In a bid to lower the tax hit in the new year, Mayor Don McIsaac proposed redirecting $2 million in city funds – slated for city reserves – to lower the 2025 tax levy.
The idea, brought forward by the mayor during Tuesday’s capital budget discussions, and ultimately shot down by council, could have reduced the city’s projected 5.42 per cent tax hike by nearly 3 per cent.
McIsaac suggested that in lieu of funding the city’s general asset management reserve, which has a $12.7 million contribution slated for 2025, $2 million of those funds should be used to offset the tax levy next year.
“I think we need to be accountable to taxpayers,” the mayor said during the discussion. “I don't know many taxpayers that have got a 5.42 per cent (wage) increase this year. A lot of them are on fixed income, and they have significant struggle here.”
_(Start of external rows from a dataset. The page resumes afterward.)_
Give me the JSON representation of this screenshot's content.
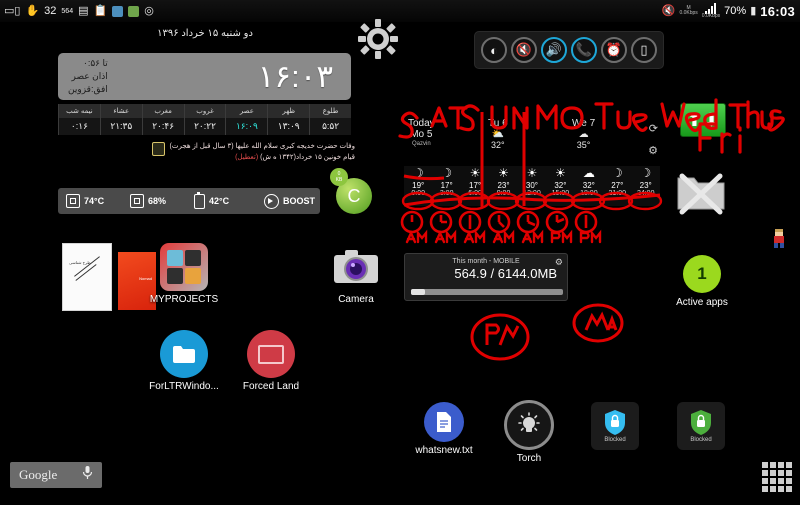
{
  "statusbar": {
    "left_icons": [
      "sim-icon",
      "hand-icon",
      "temperature-icon",
      "data-icon",
      "calendar-icon",
      "clipboard-icon",
      "shield-blue-icon",
      "shield-green-icon",
      "compass-icon"
    ],
    "cpu_temp": "32",
    "data_value": "564",
    "right": {
      "mute-icon": "mute-icon",
      "signal_label": "M",
      "uplink_speed": "0.0Kbps",
      "downlink_speed": "0.0Kbps",
      "battery_percent": "70%",
      "clock": "16:03"
    }
  },
  "persian_widget": {
    "date_line": "دو شنبه ۱۵ خرداد ۱۳۹۶",
    "card": {
      "line1": "تا ۰:۵۶",
      "line2": "اذان عصر",
      "line3": "افق:قزوین",
      "clock": "۱۶:۰۳"
    },
    "table": {
      "headers": [
        "نیمه شب",
        "عشاء",
        "مغرب",
        "غروب",
        "عصر",
        "ظهر",
        "طلوع"
      ],
      "values": [
        "۰:۱۶",
        "۲۱:۳۵",
        "۲۰:۴۶",
        "۲۰:۲۲",
        "۱۶:۰۹",
        "۱۳:۰۹",
        "۵:۵۲"
      ],
      "highlight_index": 4
    },
    "note_line1": "وفات حضرت خدیجه کبری سلام الله علیها (۳ سال قبل از هجرت)",
    "note_line2": "قیام خونین ۱۵ خرداد(۱۳۴۲ ه ش)",
    "note_badge": "(تعطیل)"
  },
  "perfbar": {
    "cpu_temp": "74°C",
    "ram_usage": "68%",
    "battery_temp": "42°C",
    "boost_label": "BOOST"
  },
  "toggles": [
    {
      "name": "brightness-toggle",
      "glyph": "◐",
      "active": false
    },
    {
      "name": "mute-toggle",
      "glyph": "🔇",
      "active": false
    },
    {
      "name": "volume-toggle",
      "glyph": "🔊",
      "active": true
    },
    {
      "name": "call-toggle",
      "glyph": "📞",
      "active": true
    },
    {
      "name": "alarm-toggle",
      "glyph": "⏰",
      "active": false
    },
    {
      "name": "rotation-toggle",
      "glyph": "▯",
      "active": false
    }
  ],
  "weather": {
    "days": [
      {
        "label1": "Today",
        "label2": "Mo 5",
        "city": "Qazvin",
        "temp": "",
        "icon": ""
      },
      {
        "label1": "",
        "label2": "Tu 6",
        "city": "",
        "temp": "32°",
        "icon": "partly-sunny-icon"
      },
      {
        "label1": "",
        "label2": "We 7",
        "city": "",
        "temp": "35°",
        "icon": "cloud-icon"
      }
    ],
    "refresh_icon": "refresh-icon",
    "settings_icon": "gear-icon",
    "hours": [
      {
        "time": "0:00",
        "temp": "19°",
        "icon": "moon-icon"
      },
      {
        "time": "3:00",
        "temp": "17°",
        "icon": "moon-icon"
      },
      {
        "time": "6:00",
        "temp": "17°",
        "icon": "sun-cloud-icon"
      },
      {
        "time": "9:00",
        "temp": "23°",
        "icon": "sun-icon"
      },
      {
        "time": "12:00",
        "temp": "30°",
        "icon": "sun-icon"
      },
      {
        "time": "15:00",
        "temp": "32°",
        "icon": "sun-cloud-icon"
      },
      {
        "time": "18:00",
        "temp": "32°",
        "icon": "cloud-icon"
      },
      {
        "time": "21:00",
        "temp": "27°",
        "icon": "moon-icon"
      },
      {
        "time": "24:00",
        "temp": "23°",
        "icon": "moon-icon"
      }
    ]
  },
  "data_usage": {
    "title": "This month - MOBILE",
    "value": "564.9 / 6144.0MB",
    "progress_percent": 9
  },
  "apps": {
    "book_white": {
      "name": "book-white-icon",
      "label": ""
    },
    "book_red": {
      "name": "book-red-icon",
      "label": ""
    },
    "myprojects": {
      "label": "MYPROJECTS"
    },
    "camera": {
      "label": "Camera"
    },
    "forltr": {
      "label": "ForLTRWindo..."
    },
    "forced_land": {
      "label": "Forced Land"
    },
    "whatsnew": {
      "label": "whatsnew.txt"
    },
    "torch": {
      "label": "Torch"
    },
    "blocked_blue": {
      "label": "Blocked"
    },
    "blocked_green": {
      "label": "Blocked"
    }
  },
  "right_panel": {
    "updown_icon": "up-down-arrows-icon",
    "folder_x_icon": "folder-cancel-icon",
    "mario_icon": "mario-sprite-icon",
    "active_apps": {
      "count": "1",
      "label": "Active apps"
    }
  },
  "dock": {
    "google_label": "Google",
    "mic_icon": "microphone-icon",
    "apps_grid_icon": "apps-grid-icon"
  },
  "annotations": {
    "color": "#e00000",
    "day_words": [
      "SAT",
      "SUN",
      "MO",
      "Tue",
      "Wed",
      "Thus",
      "Fri"
    ],
    "ampm": [
      "AM",
      "AM",
      "AM",
      "AM",
      "AM",
      "PM",
      "PM"
    ],
    "bottom_marks": [
      "PM",
      "AM"
    ]
  },
  "colors": {
    "background": "#000000",
    "accent_blue": "#1ea7d8",
    "accent_green": "#9bd91e",
    "ink_red": "#e00000",
    "card_gray": "#8a8a8a"
  }
}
The projected 5.42 tax increase comes largely from external pressures, with the OPP and County of Simcoe hikes accounting for 5.04 per cent of the increase.
Council has spent budget deliberations whittling its own contribution to the tax hike from 1.9 per cent (that would have translated into a total 6.94 per cent increase) down to the .38 per cent figure (for a total 5.42 per cent increase) it currently sits at.
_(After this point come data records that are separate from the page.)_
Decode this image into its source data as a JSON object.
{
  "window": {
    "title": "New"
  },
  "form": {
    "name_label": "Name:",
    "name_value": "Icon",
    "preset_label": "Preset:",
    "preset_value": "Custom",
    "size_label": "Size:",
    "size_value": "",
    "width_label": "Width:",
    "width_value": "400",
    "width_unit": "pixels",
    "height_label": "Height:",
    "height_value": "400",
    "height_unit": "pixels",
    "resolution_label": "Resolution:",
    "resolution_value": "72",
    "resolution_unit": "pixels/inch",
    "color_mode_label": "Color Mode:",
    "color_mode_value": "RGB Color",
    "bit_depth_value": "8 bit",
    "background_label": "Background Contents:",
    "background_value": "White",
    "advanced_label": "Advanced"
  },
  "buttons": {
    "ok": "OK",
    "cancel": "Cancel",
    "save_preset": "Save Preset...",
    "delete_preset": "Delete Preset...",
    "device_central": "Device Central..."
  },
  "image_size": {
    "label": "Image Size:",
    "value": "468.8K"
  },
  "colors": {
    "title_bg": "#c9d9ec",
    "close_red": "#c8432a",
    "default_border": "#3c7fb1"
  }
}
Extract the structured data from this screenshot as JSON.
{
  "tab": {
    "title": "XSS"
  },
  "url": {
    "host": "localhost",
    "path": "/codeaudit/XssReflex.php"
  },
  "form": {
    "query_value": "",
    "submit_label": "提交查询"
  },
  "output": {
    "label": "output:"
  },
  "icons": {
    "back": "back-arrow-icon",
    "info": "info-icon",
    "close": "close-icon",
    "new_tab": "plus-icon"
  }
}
For some members of council, a 5.42 per cent tax hike is an acceptable figure – especially considering the city’s need for reserve funds to forward capital projects over the next 10 years.
In June, city staff reported the 10-year capital and reserve forecast projects city reserve balances potentially declining to negative $254 million by 2034, with 687 possible capital projects – totalling $789 million – forecasted over that span.
“When we were at 6.9 (per cent), I was floating an idea of reducing our contribution by 25 per cent under one of those columns, but we're down to 5.42 (per cent) and I'm quite OK with that,” said Coun. Tim Lauer.
“If you average over the last five years, tax increases in this town, it comes out at about 2.58 – that is reasonable, in my opinion," said the long-time Ward 4 councillor. “I think anything we do in this regard just handcuffs (us) next year.”
Other members of council raised alarm about diverting funds away from city reserves, given the $250+ million dollars the city will need should it go forward on the future capital projects.
Coun. David Campbell said council has done “pretty spectacular” work to reduce its own contribution to the tax levy to .38 per cent, and expressed concern about diverting funds away from future needs to reduce the tax hit in 2025.
“We have a responsibility to the taxpayer, as has been said, we absolutely do, but we have a responsibility to the taxpayer beyond this term of council,” said Campbell.
“We're looking at $250 million – I don't think it's wise at all to reduce our contribution to that. I think future councils, including this one over the next two years, will pay for that decision.”
The mayor, nonetheless, argued that surplus investment funds could make up the difference and reduce the burden on taxpayers, citing city investment surpluses in most years since 2015.
“I think at the end of the day, tough decisions are what we do. I mean, these are the things we need to think about,” McIsaac said.
“We've had a history in the last eight, nine years, the surplus is (an) average of at least two-and-a-half million bucks, so this just lines it up and gets it closer to the number," said the mayor.
“I think we've got a responsibility to taxpayers to make sure that we maximize our efforts here, and that's what this is doing.”
The 2025 budget is set for ratification on Dec. 9.